こいつらはCクラス召喚獣持ち。低レア召喚獣持ちに対して横柄な態度を取る奴らだ。
そこそこ実力があるのが腹立たしい。
アラタたちと一緒のときには絶対にこんな態度はとらないが、俺一人だとこんな風に嫌がらせ行為を繰り返してくる。
普通に考えたらアラタの友人である俺に手を出さない方がいいと思うのだが、バカなのかひたすら絡んでくる。
タクミ派というわけでもないし……何か別の理由があるのか?
「武闘祭に出るんだってな。せいぜいアラタに守ってもらうことだな」
「コバンザメ野郎にはお似合いだぜ」
「……」
俺は靴を変えて学校を出ていく。
ラリルレコンビは外までは追ってこなかった。
「こんにちはー」
一旦家に荷物を置いた後、俺はボクデン爺さんの道場へとやってきた。
奥に上がると、先に準備をしていたアラタがこちらを見て声を掛けてきた。
「遅いぞ、トオル」
「時間ピッタリだ。そっちが早い」
「5分前行動だ」
「お前は俺のオカンかよ……」
アラタのおかげで俺が無事に学校生活を送れているという意味で、アラタが俺の保護者というのはあながち間違いでもない。
「今日は武闘祭の作戦会議だ。さっさと済ませよう」
「作戦会議って、そんなに話すことあるか?俺はそんな役に立てないと思うから、足を引っ張らない程度に頑張るけど」
「それじゃダメだ」
アラタは真面目な表情で俺に説教する。
「トオル、お前はこの武闘祭で活躍しなければいけない。俺のおまけなんかじゃなくて、お前自身が強いことを周囲に認識させろ」
「無茶いうなよ……俺の召喚獣はFだぜ。まともにやって勝てるわけない」
「無茶じゃない!」
アラタは真面目な表情を崩さない。
「俺は知ってる。お前があの日から毎日訓練してることをな。努力は必ず結果となって表れる。今回の武闘祭で、だ」
「……」
「……それに、知ってるだろう?武闘祭の伝統を。
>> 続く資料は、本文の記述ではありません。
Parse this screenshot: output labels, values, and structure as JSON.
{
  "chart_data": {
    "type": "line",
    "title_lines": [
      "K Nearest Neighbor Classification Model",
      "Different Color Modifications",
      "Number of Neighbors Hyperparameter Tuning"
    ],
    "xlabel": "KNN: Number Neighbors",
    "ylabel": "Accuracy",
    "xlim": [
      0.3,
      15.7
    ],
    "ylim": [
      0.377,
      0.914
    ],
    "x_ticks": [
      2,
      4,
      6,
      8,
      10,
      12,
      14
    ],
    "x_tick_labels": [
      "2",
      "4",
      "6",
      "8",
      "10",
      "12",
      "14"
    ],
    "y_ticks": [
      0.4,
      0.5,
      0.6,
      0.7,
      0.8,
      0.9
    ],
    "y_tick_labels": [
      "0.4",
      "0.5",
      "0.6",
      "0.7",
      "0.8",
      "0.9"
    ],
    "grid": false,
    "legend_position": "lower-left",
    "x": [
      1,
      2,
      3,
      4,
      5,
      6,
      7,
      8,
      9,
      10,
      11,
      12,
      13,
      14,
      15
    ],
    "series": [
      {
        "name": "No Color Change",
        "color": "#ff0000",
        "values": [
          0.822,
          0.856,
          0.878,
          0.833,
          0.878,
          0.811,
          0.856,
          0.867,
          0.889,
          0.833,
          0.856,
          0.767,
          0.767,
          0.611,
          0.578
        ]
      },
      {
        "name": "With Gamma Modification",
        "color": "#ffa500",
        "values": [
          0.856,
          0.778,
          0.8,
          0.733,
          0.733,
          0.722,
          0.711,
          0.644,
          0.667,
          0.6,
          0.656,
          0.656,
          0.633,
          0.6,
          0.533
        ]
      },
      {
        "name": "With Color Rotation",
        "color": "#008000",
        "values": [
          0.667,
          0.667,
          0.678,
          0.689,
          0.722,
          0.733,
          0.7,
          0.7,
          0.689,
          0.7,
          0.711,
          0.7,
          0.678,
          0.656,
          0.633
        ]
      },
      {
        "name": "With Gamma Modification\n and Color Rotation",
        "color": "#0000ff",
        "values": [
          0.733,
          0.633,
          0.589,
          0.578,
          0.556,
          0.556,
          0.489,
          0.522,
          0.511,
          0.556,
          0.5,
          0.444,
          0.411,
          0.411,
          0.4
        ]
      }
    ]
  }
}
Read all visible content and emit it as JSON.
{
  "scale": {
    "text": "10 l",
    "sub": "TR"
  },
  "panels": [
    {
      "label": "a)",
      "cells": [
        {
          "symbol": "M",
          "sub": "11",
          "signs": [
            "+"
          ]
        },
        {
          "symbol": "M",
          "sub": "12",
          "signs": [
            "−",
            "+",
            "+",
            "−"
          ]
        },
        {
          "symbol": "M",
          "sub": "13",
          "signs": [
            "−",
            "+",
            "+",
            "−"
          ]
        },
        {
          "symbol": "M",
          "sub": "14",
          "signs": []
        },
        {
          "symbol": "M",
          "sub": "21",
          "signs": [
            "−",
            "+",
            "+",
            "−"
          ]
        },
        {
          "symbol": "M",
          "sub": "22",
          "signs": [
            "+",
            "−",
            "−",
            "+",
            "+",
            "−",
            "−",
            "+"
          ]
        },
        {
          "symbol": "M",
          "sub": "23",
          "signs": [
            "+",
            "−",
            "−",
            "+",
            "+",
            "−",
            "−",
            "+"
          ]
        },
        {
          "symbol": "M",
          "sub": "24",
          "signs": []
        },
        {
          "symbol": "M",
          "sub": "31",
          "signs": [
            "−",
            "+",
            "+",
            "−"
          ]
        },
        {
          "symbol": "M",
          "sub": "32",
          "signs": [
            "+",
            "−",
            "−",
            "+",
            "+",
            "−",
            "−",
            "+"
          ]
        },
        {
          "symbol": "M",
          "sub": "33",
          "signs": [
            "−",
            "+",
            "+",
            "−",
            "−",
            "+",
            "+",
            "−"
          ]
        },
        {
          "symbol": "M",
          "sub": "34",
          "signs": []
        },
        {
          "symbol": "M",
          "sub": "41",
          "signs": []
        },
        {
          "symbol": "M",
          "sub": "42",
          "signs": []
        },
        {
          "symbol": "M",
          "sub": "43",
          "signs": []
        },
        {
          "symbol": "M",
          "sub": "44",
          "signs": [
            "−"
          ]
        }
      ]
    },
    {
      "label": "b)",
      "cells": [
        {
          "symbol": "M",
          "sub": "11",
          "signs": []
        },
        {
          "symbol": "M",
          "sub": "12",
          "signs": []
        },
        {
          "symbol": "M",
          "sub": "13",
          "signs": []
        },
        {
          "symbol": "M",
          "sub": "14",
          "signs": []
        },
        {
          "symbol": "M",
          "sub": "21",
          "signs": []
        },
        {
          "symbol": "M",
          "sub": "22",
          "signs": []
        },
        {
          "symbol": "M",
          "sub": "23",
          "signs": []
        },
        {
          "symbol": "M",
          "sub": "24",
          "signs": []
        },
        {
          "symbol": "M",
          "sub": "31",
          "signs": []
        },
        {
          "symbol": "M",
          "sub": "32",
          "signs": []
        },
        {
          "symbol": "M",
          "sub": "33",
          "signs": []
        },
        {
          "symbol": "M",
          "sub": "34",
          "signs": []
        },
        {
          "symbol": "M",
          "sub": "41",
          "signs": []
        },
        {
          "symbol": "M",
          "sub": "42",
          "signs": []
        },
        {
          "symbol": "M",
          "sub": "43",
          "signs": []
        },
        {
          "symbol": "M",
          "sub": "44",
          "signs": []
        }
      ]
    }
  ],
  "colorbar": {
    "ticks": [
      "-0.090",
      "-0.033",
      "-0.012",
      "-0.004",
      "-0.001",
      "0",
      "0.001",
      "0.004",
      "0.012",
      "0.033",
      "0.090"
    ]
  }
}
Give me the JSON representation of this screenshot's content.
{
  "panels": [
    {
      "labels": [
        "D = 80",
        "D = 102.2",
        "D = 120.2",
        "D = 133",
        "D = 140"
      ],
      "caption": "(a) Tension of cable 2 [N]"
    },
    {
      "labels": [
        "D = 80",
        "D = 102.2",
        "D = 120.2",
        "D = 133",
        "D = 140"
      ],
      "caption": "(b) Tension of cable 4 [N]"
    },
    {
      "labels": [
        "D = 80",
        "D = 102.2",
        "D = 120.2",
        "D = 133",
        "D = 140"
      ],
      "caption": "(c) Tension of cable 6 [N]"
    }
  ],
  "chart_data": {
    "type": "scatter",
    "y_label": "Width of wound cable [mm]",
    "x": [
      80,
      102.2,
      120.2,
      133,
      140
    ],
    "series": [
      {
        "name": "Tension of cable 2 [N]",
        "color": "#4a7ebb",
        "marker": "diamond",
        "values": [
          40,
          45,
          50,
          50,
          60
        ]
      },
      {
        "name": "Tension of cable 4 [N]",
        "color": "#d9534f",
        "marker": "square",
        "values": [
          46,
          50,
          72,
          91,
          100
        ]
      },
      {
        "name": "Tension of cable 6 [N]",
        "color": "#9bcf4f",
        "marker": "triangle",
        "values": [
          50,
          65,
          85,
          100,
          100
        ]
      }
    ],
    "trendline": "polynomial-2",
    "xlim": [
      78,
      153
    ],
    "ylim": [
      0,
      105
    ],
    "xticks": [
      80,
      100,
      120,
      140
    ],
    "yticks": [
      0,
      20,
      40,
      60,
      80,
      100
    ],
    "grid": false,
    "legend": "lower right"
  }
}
俺の親友は、ミヨとナギサがチーム戦に出た理由が分からないほど馬鹿ではないと思っているぞ」
「……ああ、分かってる……」
武闘祭の翌日は舞踏祭。
そこには伝統がある。気になる子を、一緒に回ろうと誘うのだ。
舞踏祭を一緒に回ろうという誘いは、一種の告白。相手が承諾した時点で成立だ。
そして、基本的に誘う者は誘われる者よりも武闘祭で上位でなければならない。
由来の分からない何十年も続く伝統であるが、無視できないイベントだ。
俺は幼馴染に好意を抱いている。舞踏祭を一緒に回りたい。
そのためには、上位に食い込む必要がある。幼馴染たちは競争率が高いのだ。
今はアラタがいるから周りは牽制し合っており、表立って手を出されないだけ。
この舞踏祭でアラタの相手が決まれば、幼馴染たちは明確にフリーとなる。
抜け駆けする奴が出てくるかもしれない。
「……今日も絡んできた奴らがいる。少なくともあいつらには負けられない」
「あいつらは万が一にも可能性はないが……本気を見せるのは今だせ」
「ああ……!」
やってやる。そう決意したところで真後ろから声が聞こえた
「うむ。青春じゃのう」
バッと振り向くと、そこにはボクデン爺さんが立っていた。
馬鹿な。俺はアラタと話しながら浮遊眼で周囲を警戒していた。
さっきまで、そこに爺さんがいるとは認識できていなかった。
「爺さん、盗み聞きはよくないぜ」
「偶然聞こえただけじゃよ」
とぼける爺さん。
この爺さん。もう還暦を越えているというのに、鬼のように強い。
アラタもまだ本気の爺さんに勝ったことはない。理不尽の塊みたいな存在だ。
「お主も色を知る年か。50年前を思い出すのう。儂も舞踏祭では美女を侍らせて熱い夜を過ごしたものじゃ……」
「いやですわぁ。お爺さんたら。恥ずかしい」
誰もいない空間から声がした、と思ったら、一瞬の後、そこにはお婆さんが立っていた。
ボクデン爺さんの奥さん、タエ婆さんである。
「……見事な隠形術ですね……」
アラタの額に冷汗が浮かんでいる。
こちらをチラ、と見たアラタに対し、俺は首を横に振った。
浮遊眼の視界で見ていたはずなのに、そこに婆さんが立っているという認識を持てなかった。
気配の殺し方が半端ない。この老夫婦、俺たちとはレベルが違う。
「おばあちゃんもトオルちゃんを応援していますよ。頑張って」
「はい!」
「ほっほ。ではこれから武闘祭までにやることを教えるぞ」
「はい!!」
俺はボクデン爺さんとの修行を開始した。